The iPhone doesn’t exist. The word “app” means something you fill out for a job, and Facebook hasn’t yet escaped American universities.
It’s MSN Messenger, Myspace, and BlackBerry keyboards all the way.
Against the backdrop of early broadband and corporate bravado, twentysomething council estate boy Daniel Carter lands the job of a lifetime — an expat posting to Singapore with all the trimmings: five-star hotels, rooftop bars, tax-free bonuses, and a view that makes you forget how far you’ve fallen into moral quicksand.
Climbing the greasy corporate pole means learning fast — brown envelopes change hands, and knives find backs. Every handshake hides a threat. Every meeting’s a trap. The higher Daniel climbs, the clearer it becomes that survival in this world isn’t about competence — it’s about cunning.
When he’s finally betrayed by his friends and framed by HR, Daniel’s spectacular rise turns into an even faster fall from grace. Everything’s gone: the job, the apartment, the reputation. For most people, that would be the end. But Daniel Carter is not most people. Because while the bank thought they were shutting the door on a disposable employee, they didn’t realise they were dealing with a man who thinks twenty steps ahead in every direction, with a memory like a database — and who kept every receipt.
What follows is a razor-edged journey from the trading floors of Singapore to the glass towers of London — a war of emails, egos, and exquisite revenge. The kind of war fought not with guns, but with evidence, silence, and perfect timing.

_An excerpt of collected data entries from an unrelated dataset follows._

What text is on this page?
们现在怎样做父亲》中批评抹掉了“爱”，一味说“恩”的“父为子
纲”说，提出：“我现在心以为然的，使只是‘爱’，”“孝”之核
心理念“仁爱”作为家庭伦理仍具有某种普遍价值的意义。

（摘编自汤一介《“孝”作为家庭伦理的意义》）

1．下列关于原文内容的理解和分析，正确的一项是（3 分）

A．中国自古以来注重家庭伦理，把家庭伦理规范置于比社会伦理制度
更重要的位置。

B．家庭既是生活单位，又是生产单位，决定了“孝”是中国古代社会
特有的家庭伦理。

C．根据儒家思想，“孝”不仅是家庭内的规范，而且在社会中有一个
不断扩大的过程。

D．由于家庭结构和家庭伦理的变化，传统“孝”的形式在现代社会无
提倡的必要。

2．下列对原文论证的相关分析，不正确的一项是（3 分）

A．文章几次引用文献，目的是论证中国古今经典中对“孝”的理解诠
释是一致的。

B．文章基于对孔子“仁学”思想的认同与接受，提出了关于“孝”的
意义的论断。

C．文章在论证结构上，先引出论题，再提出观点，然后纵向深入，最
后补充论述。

Because when the odds are stacked against you, and you need to make withdrawals from the Royal Bank of Karma, you’d better hope you’ve been keeping the account in credit.
The Royal Bank of Karma is a darkly funny corporate revenge thriller that slices through the glossy façade of global banking to reveal the greed, betrayal, and absurdity underneath. It’s a story of ambition, manipulation, and one man’s meticulous campaign to turn his firing into everyone else’s funeral.